A Latino Nancy Drew?


Amid the drivel that came out of the Television Critics Association winter press tour was this nugget from The Hollywood Reporter:


Mr. Geller went on to say that the new Nancy, still solving mysteries in her 30s, might be African-American, or Asian, or Latino. “I’d be open to any ethnicity,” he said.

First thought: This is like remaking “Shaft” with Jeff Foxworthy or hiring Denzel Washington to revive Charlie Chan.

Second thought: This stuff has been done before, with varying degrees of success. Maybe Mr. Geller isn’t throwing away development money better earmarked for “NCIS: Tybee Island.” (Michael Weatherly runs his own half-assed team while chatting up cougars.)

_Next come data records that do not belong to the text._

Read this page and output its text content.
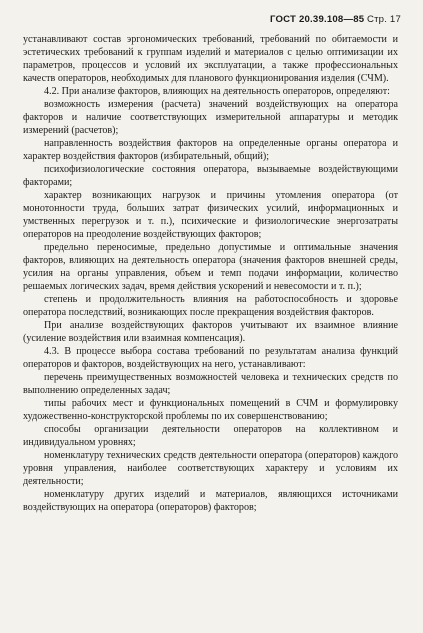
ГОСТ 20.39.108—85 Стр. 17

устанавливают состав эргономических требований, требований по обитаемости и эстетических требований к группам изделий и материалов с целью оптимизации их параметров, процессов и условий их эксплуатации, а также профессиональных качеств операторов, необходимых для планового функционирования изделия (СЧМ).

4.2. При анализе факторов, влияющих на деятельность операторов, определяют:

возможность измерения (расчета) значений воздействующих на оператора факторов и наличие соответствующих измерительной аппаратуры и методик измерений (расчетов);

направленность воздействия факторов на определенные органы оператора и характер воздействия факторов (избирательный, общий);

психофизиологические состояния оператора, вызываемые воздействующими факторами;

характер возникающих нагрузок и причины утомления оператора (от монотонности труда, больших затрат физических усилий, информационных и умственных перегрузок и т. п.), психические и физиологические энергозатраты операторов на преодоление воздействующих факторов;

предельно переносимые, предельно допустимые и оптимальные значения факторов, влияющих на деятельность оператора (значения факторов внешней среды, усилия на органы управления, объем и темп подачи информации, количество решаемых логических задач, время действия ускорений и невесомости и т. п.);

степень и продолжительность влияния на работоспособность и здоровье оператора последствий, возникающих после прекращения воздействия факторов.

При анализе воздействующих факторов учитывают их взаимное влияние (усиление воздействия или взаимная компенсация).

4.3. В процессе выбора состава требований по результатам анализа функций операторов и факторов, воздействующих на него, устанавливают:

перечень преимущественных возможностей человека и технических средств по выполнению определенных задач;

типы рабочих мест и функциональных помещений в СЧМ и формулировку художественно-конструкторской проблемы по их совершенствованию;

способы организации деятельности операторов на коллективном и индивидуальном уровнях;

номенклатуру технических средств деятельности оператора (операторов) каждого уровня управления, наиболее соответствующих характеру и условиям их деятельности;

номенклатуру других изделий и материалов, являющихся источниками воздействующих на оператора (операторов) факторов;
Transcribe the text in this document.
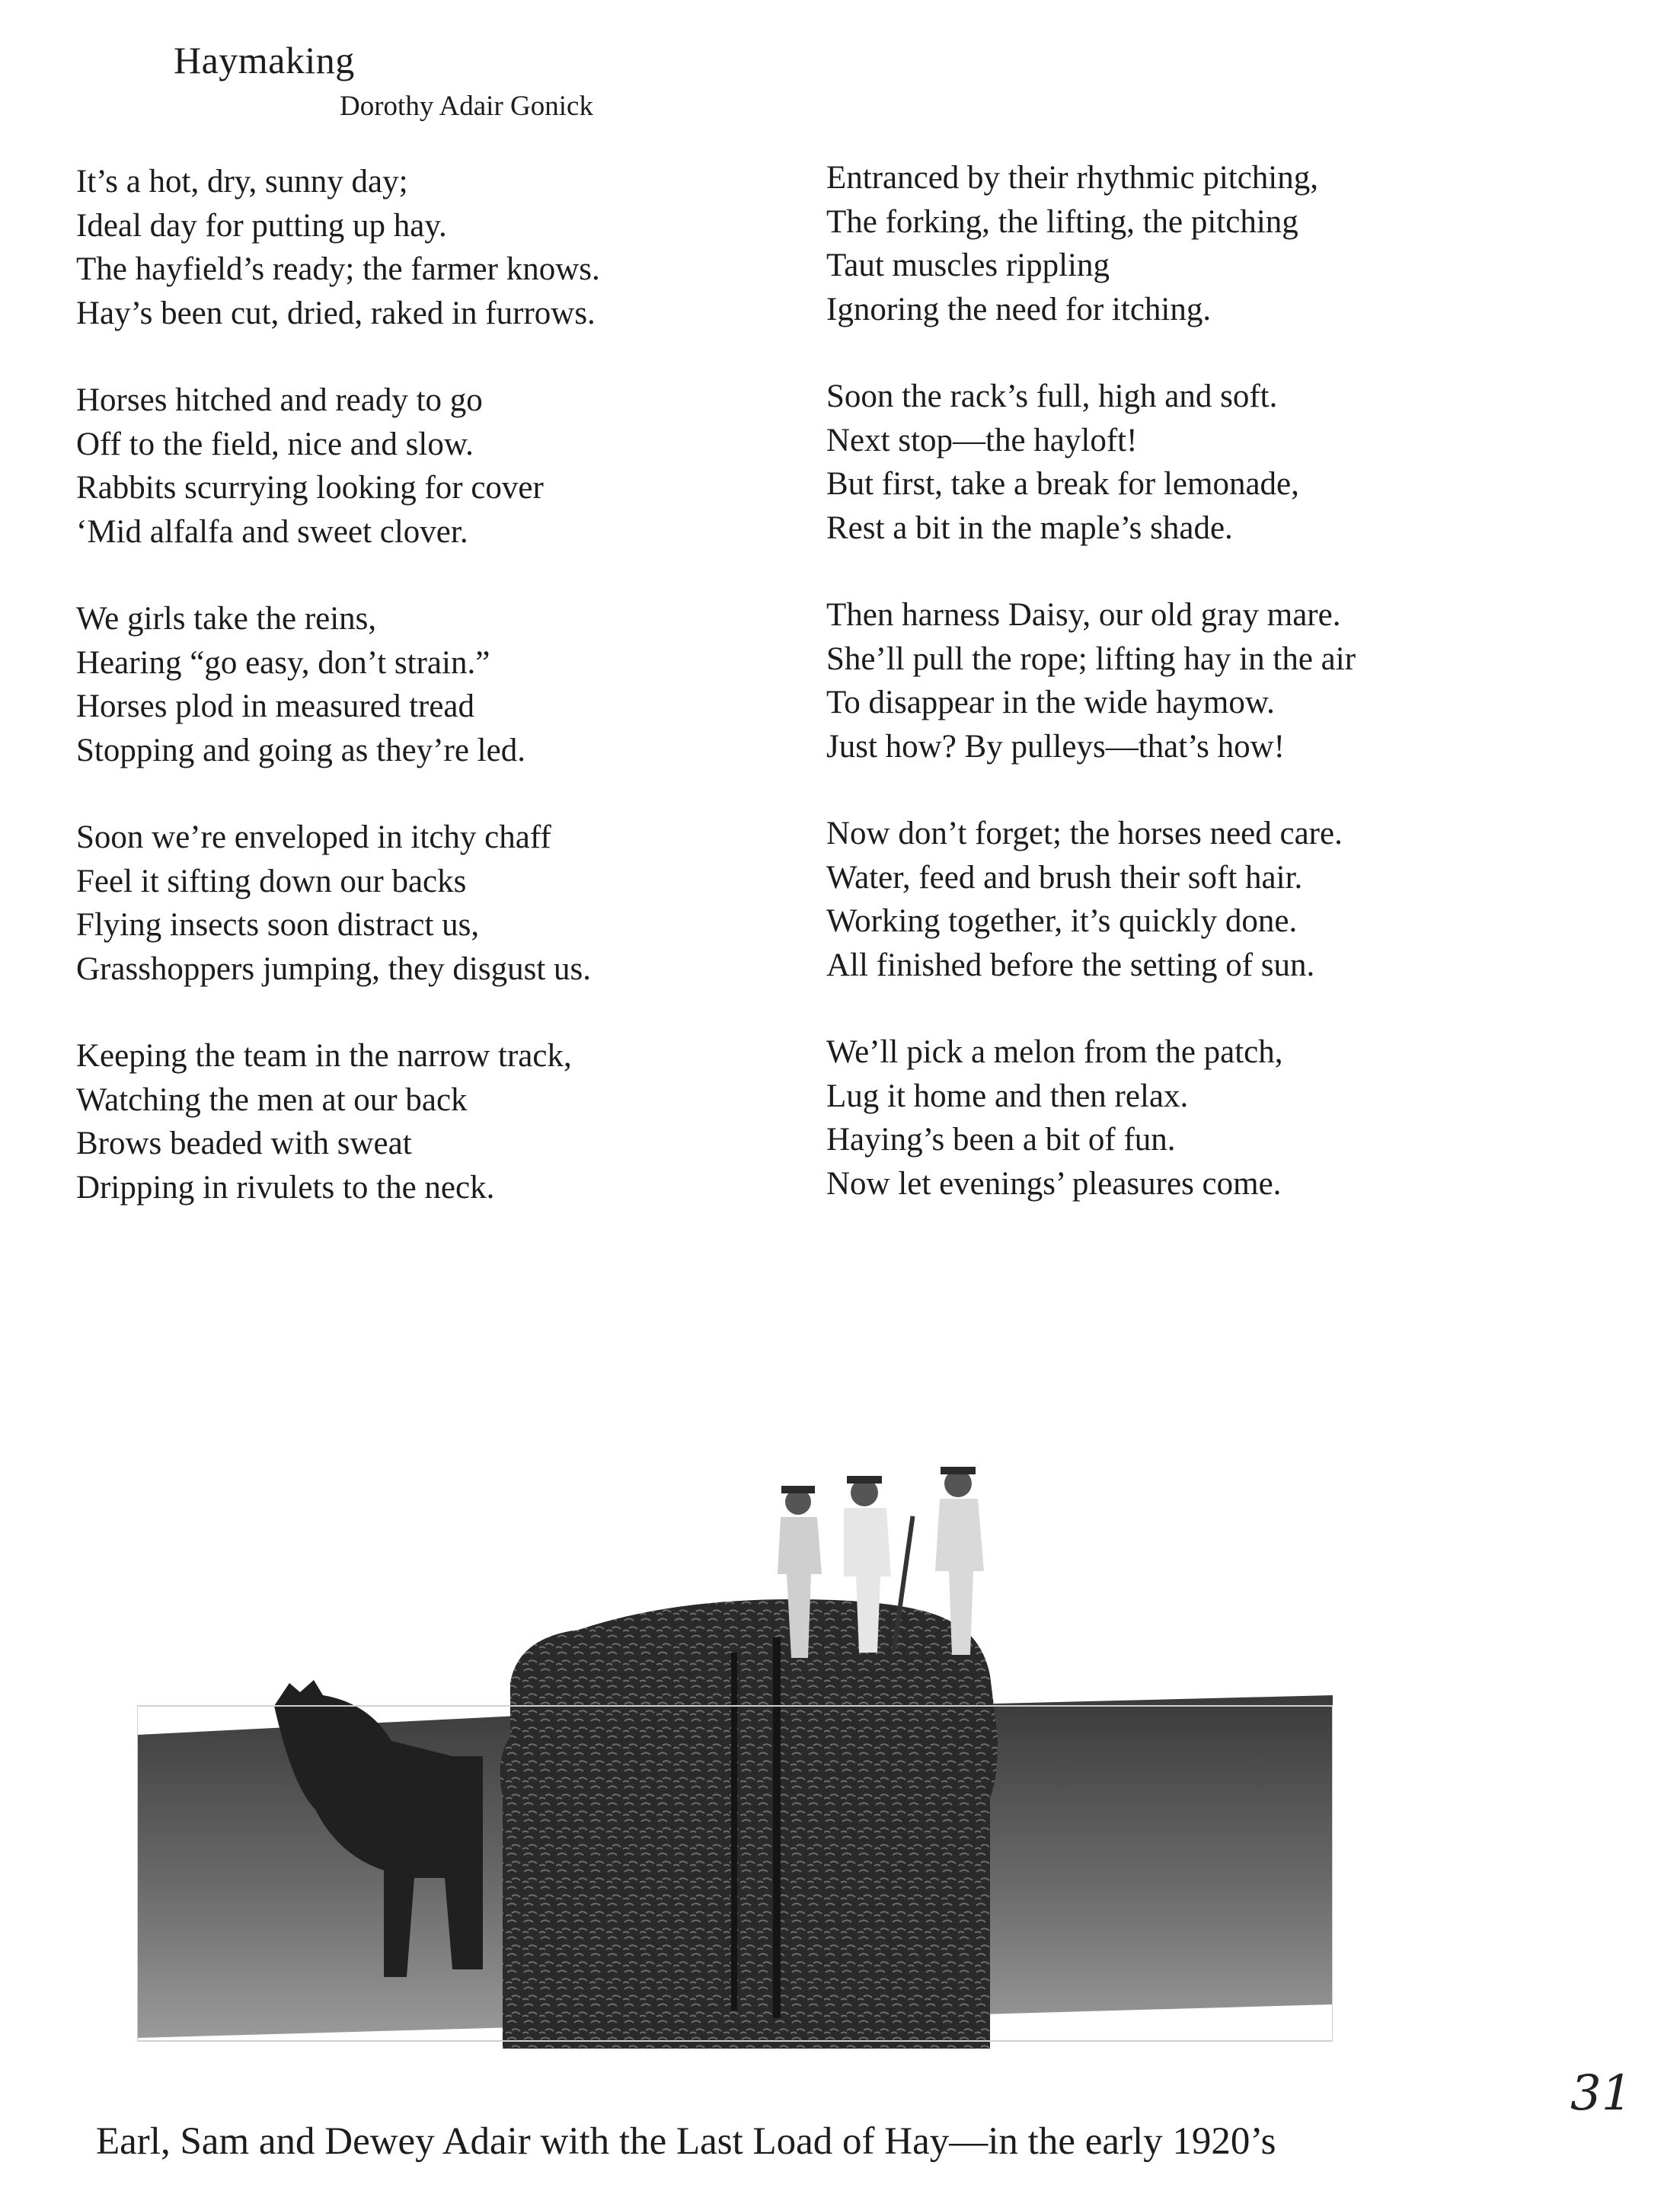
Haymaking
Dorothy Adair Gonick
It’s a hot, dry, sunny day;
Ideal day for putting up hay.
The hayfield’s ready; the farmer knows.
Hay’s been cut, dried, raked in furrows.
Horses hitched and ready to go
Off to the field, nice and slow.
Rabbits scurrying looking for cover
‘Mid alfalfa and sweet clover.
We girls take the reins,
Hearing “go easy, don’t strain.”
Horses plod in measured tread
Stopping and going as they’re led.
Soon we’re enveloped in itchy chaff
Feel it sifting down our backs
Flying insects soon distract us,
Grasshoppers jumping, they disgust us.
Keeping the team in the narrow track,
Watching the men at our back
Brows beaded with sweat
Dripping in rivulets to the neck.
Entranced by their rhythmic pitching,
The forking, the lifting, the pitching
Taut muscles rippling
Ignoring the need for itching.
Soon the rack’s full, high and soft.
Next stop—the hayloft!
But first, take a break for lemonade,
Rest a bit in the maple’s shade.
Then harness Daisy, our old gray mare.
She’ll pull the rope; lifting hay in the air
To disappear in the wide haymow.
Just how? By pulleys—that’s how!
Now don’t forget; the horses need care.
Water, feed and brush their soft hair.
Working together, it’s quickly done.
All finished before the setting of sun.
We’ll pick a melon from the patch,
Lug it home and then relax.
Haying’s been a bit of fun.
Now let evenings’ pleasures come.
Earl, Sam and Dewey Adair with the Last Load of Hay—in the early 1920’s
31
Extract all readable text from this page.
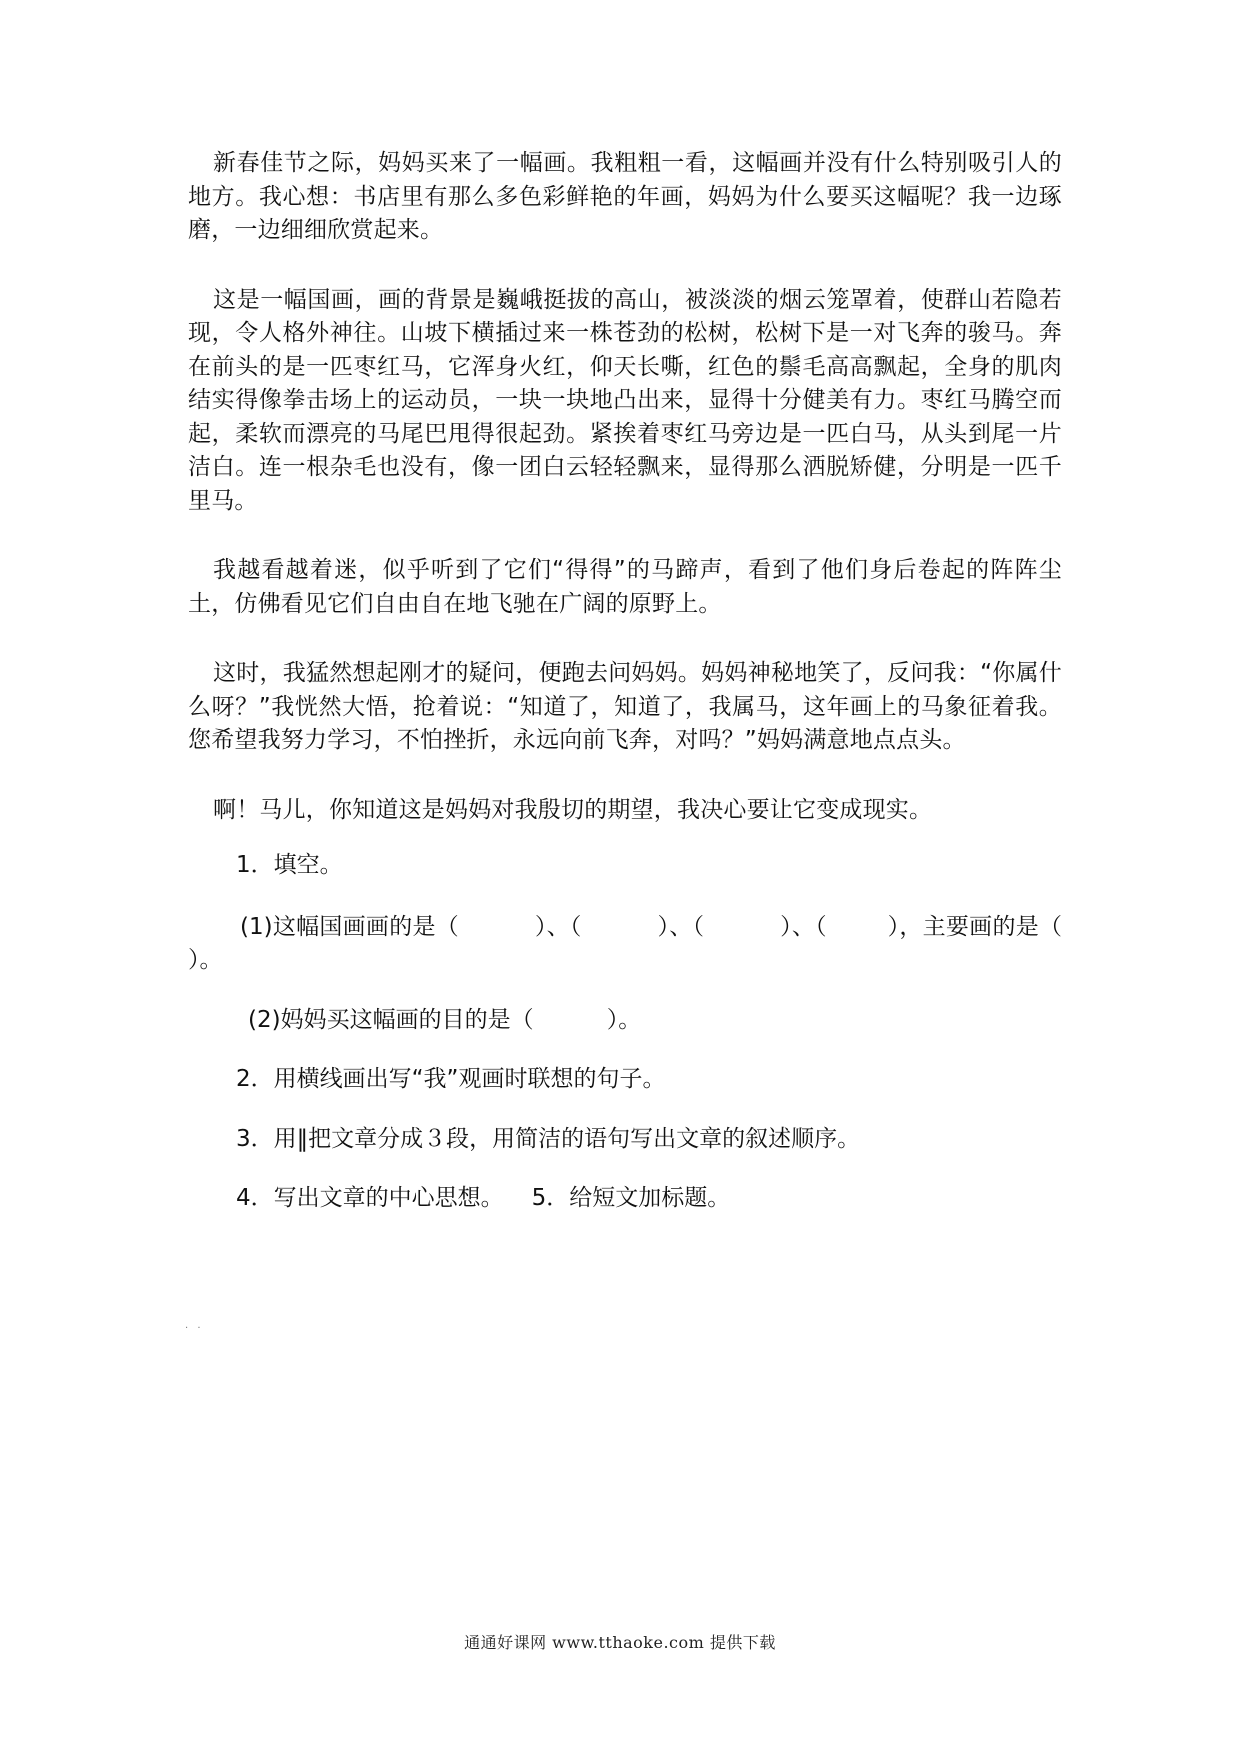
新春佳节之际，妈妈买来了一幅画。我粗粗一看，这幅画并没有什么特别吸引人的地方。我心想：书店里有那么多色彩鲜艳的年画，妈妈为什么要买这幅呢？我一边琢磨，一边细细欣赏起来。

这是一幅国画，画的背景是巍峨挺拔的高山，被淡淡的烟云笼罩着，使群山若隐若现，令人格外神往。山坡下横插过来一株苍劲的松树，松树下是一对飞奔的骏马。奔在前头的是一匹枣红马，它浑身火红，仰天长嘶，红色的鬃毛高高飘起，全身的肌肉结实得像拳击场上的运动员，一块一块地凸出来，显得十分健美有力。枣红马腾空而起，柔软而漂亮的马尾巴甩得很起劲。紧挨着枣红马旁边是一匹白马，从头到尾一片洁白。连一根杂毛也没有，像一团白云轻轻飘来，显得那么洒脱矫健，分明是一匹千里马。

我越看越着迷，似乎听到了它们“得得”的马蹄声，看到了他们身后卷起的阵阵尘土，仿佛看见它们自由自在地飞驰在广阔的原野上。

这时，我猛然想起刚才的疑问，便跑去问妈妈。妈妈神秘地笑了，反问我：“你属什么呀？”我恍然大悟，抢着说：“知道了，知道了，我属马，这年画上的马象征着我。您希望我努力学习，不怕挫折，永远向前飞奔，对吗？”妈妈满意地点点头。

啊！马儿，你知道这是妈妈对我殷切的期望，我决心要让它变成现实。

1．填空。

(1)这幅国画画的是（          ）、（          ）、（          ）、（        ），主要画的是（     ）。

(2)妈妈买这幅画的目的是（          ）。

2．用横线画出写“我”观画时联想的句子。

3．用‖把文章分成３段，用简洁的语句写出文章的叙述顺序。

4．写出文章的中心思想。 5．给短文加标题。

. .
通通好课网 www.tthaoke.com 提供下载
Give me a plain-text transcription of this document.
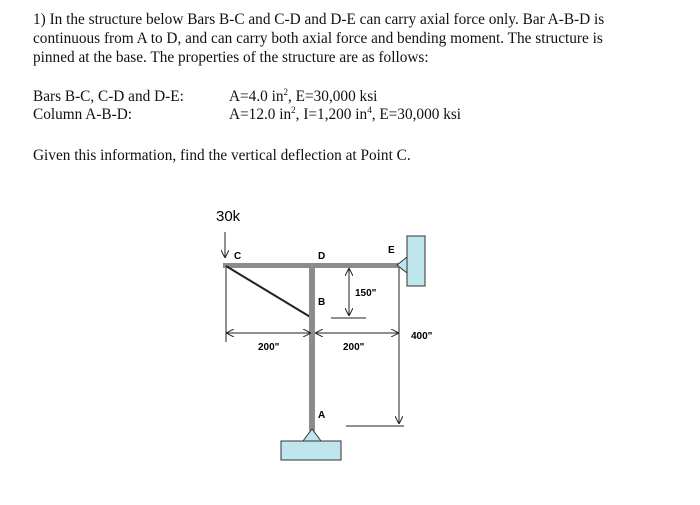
1) In the structure below Bars B-C and C-D and D-E can carry axial force only. Bar A-B-D is continuous from A to D, and can carry both axial force and bending moment. The structure is pinned at the base. The properties of the structure are as follows:
Bars B-C, C-D and D-E:	A=4.0 $in^2$, E=30,000 ksi
Column A-B-D:	A=12.0 $in^2$, I=1,200 $in^4$, E=30,000 ksi
Given this information, find the vertical deflection at Point C.
30k
C	D
E
B
A
200"	200"
150"
400"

Nancy Drew has been the subject of dozens of books, two TV series, plenty of video games and a run of movies that started in the late 1930s. The character was invented by a book packager, Edward Stratemeyer, who was looking for a female equivalent to his earlier creation, the Hardy Boys.

The famous names are also linked by “The Hardy Boys/Nancy Drew Mysteries,” a series on ABC in the late 1970s. Pamela Sue Martin played a version of Nancy in her early 20s. On the book side, the Stratemeyer Syndicate (run by his daughters after he died) provided plot outlines; the stories were written by moonlighting newspaper reporters. Along the way, various parties had creative differences about how Nancy Drew was to be portrayed.

She was born white in 1930, but perhaps Mr. Geller’s idea has merit. I’ll close today by making you feel old. Ms. Martin, who runs a theater company in Idaho, just turned 63.